Let’s assume the next scenario:
I’ve a server, that sends a snapshot of present recreation state to all of the shoppers at a hard and fast time. Server is authoritative, all of the physic calculations are executed on its aspect.
Each consumer receives a snapshot in a type of information packet that comprises:
server_timestamp
place
rotation
After receiving the information packet, consumer shops it within the buffer for the later interpolation.
The interpolation is predicated on the usual linear interpolation guidelines:
x = x0 + (x1 - x0) * ((t - t0) / (t1 - t0)) and y = y0 + (y1 - y0) * ((t - t0) / (t1 - t0))
the place t is calculated as an estimated_server_time - RTT / 2
All of the above simulation works easy on the shoppers.

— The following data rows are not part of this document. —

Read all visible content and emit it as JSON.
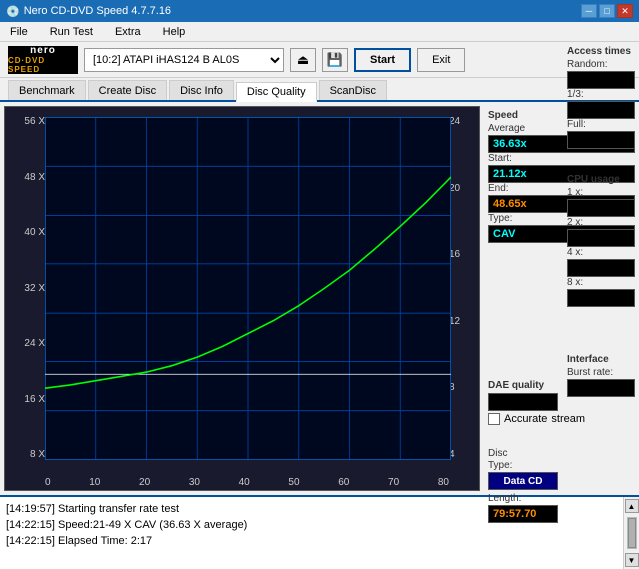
{
  "titlebar": {
    "title": "Nero CD-DVD Speed 4.7.7.16",
    "min_label": "─",
    "max_label": "□",
    "close_label": "✕"
  },
  "menubar": {
    "items": [
      "File",
      "Run Test",
      "Extra",
      "Help"
    ]
  },
  "toolbar": {
    "drive_value": "[10:2]  ATAPI iHAS124  B AL0S",
    "start_label": "Start",
    "exit_label": "Exit"
  },
  "tabs": {
    "items": [
      "Benchmark",
      "Create Disc",
      "Disc Info",
      "Disc Quality",
      "ScanDisc"
    ],
    "active": "Disc Quality"
  },
  "chart": {
    "y_left": [
      "56 X",
      "48 X",
      "40 X",
      "32 X",
      "24 X",
      "16 X",
      "8 X"
    ],
    "y_right": [
      "24",
      "20",
      "16",
      "12",
      "8",
      "4"
    ],
    "x_labels": [
      "0",
      "10",
      "20",
      "30",
      "40",
      "50",
      "60",
      "70",
      "80"
    ]
  },
  "speed_panel": {
    "title": "Speed",
    "average_label": "Average",
    "average_value": "36.63x",
    "start_label": "Start:",
    "start_value": "21.12x",
    "end_label": "End:",
    "end_value": "48.65x",
    "type_label": "Type:",
    "type_value": "CAV"
  },
  "access_panel": {
    "title": "Access times",
    "random_label": "Random:",
    "random_value": "",
    "one_third_label": "1/3:",
    "one_third_value": "",
    "full_label": "Full:",
    "full_value": ""
  },
  "dae_panel": {
    "title": "DAE quality",
    "value": "",
    "accurate_label": "Accurate",
    "stream_label": "stream"
  },
  "cpu_panel": {
    "title": "CPU usage",
    "one_x_label": "1 x:",
    "one_x_value": "",
    "two_x_label": "2 x:",
    "two_x_value": "",
    "four_x_label": "4 x:",
    "four_x_value": "",
    "eight_x_label": "8 x:",
    "eight_x_value": ""
  },
  "disc_panel": {
    "type_label": "Disc",
    "type_sub": "Type:",
    "type_value": "Data CD",
    "length_label": "Length:",
    "length_value": "79:57.70"
  },
  "interface_panel": {
    "title": "Interface",
    "burst_label": "Burst rate:",
    "burst_value": ""
  },
  "log": {
    "lines": [
      "[14:19:57]  Starting transfer rate test",
      "[14:22:15]  Speed:21-49 X CAV (36.63 X average)",
      "[14:22:15]  Elapsed Time: 2:17"
    ]
  }
}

The issue seems once I need to add a bodily pressure to the entity simulated within the described technique. Once we ship this request to the server, the entity on the consumer begins to maneuver after full RTT, which isn’t acceptable attributable to lack of duty on the consumer.
To compensate this, I attempt to predict consumer motion by making use of the bodily pressure regionally on the consumer. I am predicting the motion for sure time — after that I attempt to restore the interpolation. I retailer the server time when prediction stops as: prediction_end_server_time = estimated_server_time
and wait till consumer receives information packet with server_timestamp
greater than prediction_end_server_time
. That is manifested by the truth that the entity stops for a a while (which is okay for me in the mean time) and, after this time, ought to begin transferring easily utilizing the interpolation. However the motion is not easy — the entity jumps again for a small quantity, after which begin interpolation from this place.
How can I keep away from this backward shift?
Pattern values, simply after prediction stops and interpolation buffer begin accumulating new values:
t0 | prediction_end_server_time | t1 : 48858 | 48834 | 48909
x0 | current_position.x | x1 : 259.45 | 329.96 | 283.07
Like you may see, the time values appear to be good — t0 i barely greater than prediction_end_server_time, however for place, the current_position is much away from the present interpolation vary.